Formlessfinder of New York City has a vision "to liberate architecture from the constraints of form." Samuel Medina of Metropolis Magazine recently interviewed the Princeton duo on contemporary architectural practice - fittingly naming them "Formal Renegades."
“We like architecture,” says Garrett Ricciardi, with real sincerity. “We want to save architecture.” But from what? Ricciardi is one half of New York–based formlessfinder, the experimental—you might say radical—architecture firm he founded with Julian Rose in 2011, just after the pair completed a joint thesis at Princeton University. Their project, which laid out the blueprint for Ricciardi and Rose’s subsequent collaborations, advanced a daring proposition: to liberate architecture from the constraints of form.
“The basic idea of the formless is about freeing up architecture to make it about what we want it to be about,” Rose says. “The idea is that form has sort of gotten in the way,” he adds, before checking off a laundry list of offenders: parametricism, digital fabrication, blobs, minimalism. Where form has “always served to limit and control,” the formless, as the architects have come to define it, is subversive by nature. It’s an operation rife with uncertainty, producing “messy, equivocal, and, most importantly, generative” results.
Their project’s claims were substantiated with choice bits of critical theory and excursions into art history. Ricciardi and Rose also devised several typological, structural, and material studies or “formless” processes, which they arrayed in the catalog style of McMaster-Carr (hence, the “finder” half of their assumed name). Some critics, however, failed to see the architectural applications. “We wanted to wear ‘I Heart Architecture’ pins to our final pin-up,” Rose recalls, as a way to preempt the anticipated criticism. “Our project can be misread, can be understood as critical in the wrong [sense], as critical of architecture,” he says.
Things changed this past December.

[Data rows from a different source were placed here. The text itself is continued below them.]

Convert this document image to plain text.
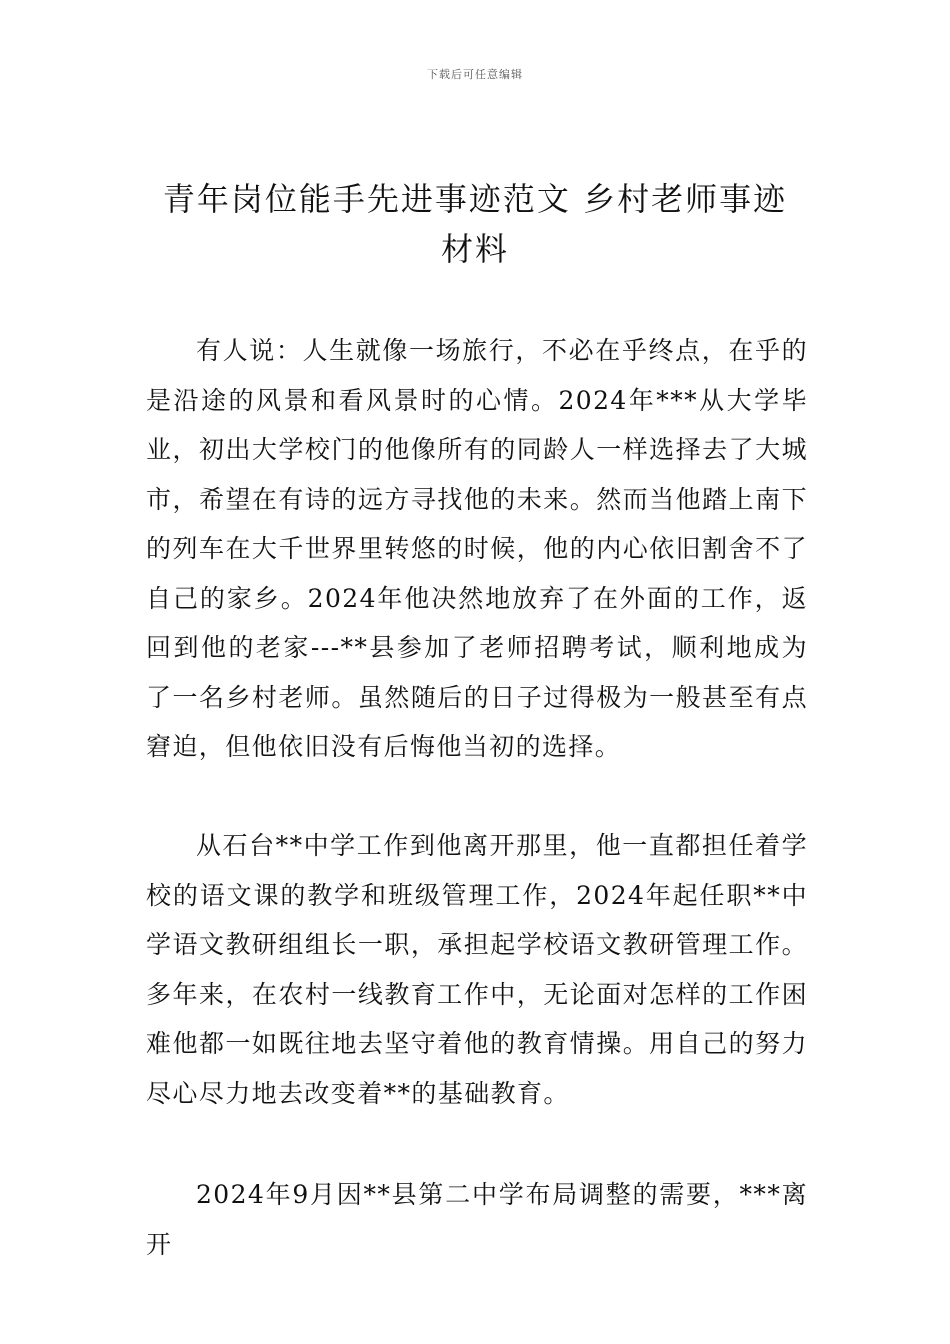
下载后可任意编辑
青年岗位能手先进事迹范文 乡村老师事迹
材料

有人说：人生就像一场旅行，不必在乎终点，在乎的是沿途的风景和看风景时的心情。2024年***从大学毕业，初出大学校门的他像所有的同龄人一样选择去了大城市，希望在有诗的远方寻找他的未来。然而当他踏上南下的列车在大千世界里转悠的时候，他的内心依旧割舍不了自己的家乡。2024年他决然地放弃了在外面的工作，返回到他的老家---**县参加了老师招聘考试，顺利地成为了一名乡村老师。虽然随后的日子过得极为一般甚至有点窘迫，但他依旧没有后悔他当初的选择。

从石台**中学工作到他离开那里，他一直都担任着学校的语文课的教学和班级管理工作，2024年起任职**中学语文教研组组长一职，承担起学校语文教研管理工作。多年来，在农村一线教育工作中，无论面对怎样的工作困难他都一如既往地去坚守着他的教育情操。用自己的努力尽心尽力地去改变着**的基础教育。

2024年9月因**县第二中学布局调整的需要，***离开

If there was anything of substance to take away from Design Miami, it was Ricciardi and Rose’s Tent Pile, a 500-ton mound of sand dumped rather unceremoniously on car-park blacktop. The sand, collected in a pyramid-like heap that knowingly echoed Robert Smithson, acted as a shapeless structural support on which the architects floated a razor-edged, trussed-roof steel canopy. Visitors snapped photos of themselves racing up the beachy incline, losing their drinks and sandals in the process. What might have been a puzzling academic exercise a few years ago was now trending on Instagram.
The architects had effectively reinterpreted a quintessential element of the city’s midcentury modern architecture—the cantilever—through paradoxical deletion. “If you’re building a new building in Miami, you are essentially digging into sand to create a false bedrock to anchor the structure,” says Ricciardi. A cantilever the size of Tent Pile would have required extensive concrete pourings, not feasible for a temporary installation. In place of the steel and concrete, Ricciardi and Rose introduced lots and lots of sand, the sheer accumulation of which obviated the need to excavate and lay a foundation.
Tent Pile realized just one of a series of strategies the duo developed while still in grad school. The novel methodologies ranged from simple load tests to full-scale building proposals, with historic architectural precedents anchored to each. “We see ourselves as being very traditional in a disciplinary sense, in that we’re very invested in tectonics and representation,” Ricciardi says. In one project, the taut, vertical columns of Le Corbusier’s Dom-ino House are reimagined as sagging piles of “raw matter” including boulders and pebble aggregate. A design for a self-avowed “object-building” wrapped a giant Venturian duck (containing an auditorium space) in a crinkled, Gehry-esque “bag.” (“You don’t know you’re in a duck when you are.”) The architects’ entry for the 2011 MoMA PS1 summer pavilion was situated somewhere between the two. Called Bag Pile, the design arranged giant geotextile containers packed to the gills with loose materials into (vaguely) familiar architectonic devices like arches and vaults.
“Architecture is about some very fundamental things, like how can you hold something up with something else, and how can you put two materials together,” Rose says. This willingness to experiment with materials points to what formlessfinder calls “alternative efficiencies,” a concept the duo believes holds great promise for the practice and understanding of architecture. With Tent Pile, for instance, the truck driver who delivered the sand to the Design Miami site chuckled when Ricciardi and Rose placed their order—a measly 20 trucks’ worth. At the time, he had been working with the U.S. Army Corps of Engineers to ship some 400 trucks of sand a day. Similarly, when researching materials for the MoMA PS1 submission, they were rebuffed by a supplier who said the geotextile was sold only by the acre. “Architects think they use a lot of material, but there are certain operations in the world that use so much more,” Rose says. “There are systems that are insanely efficient and cheap that architecture isn’t really tapping into because it sees itself as being separate.”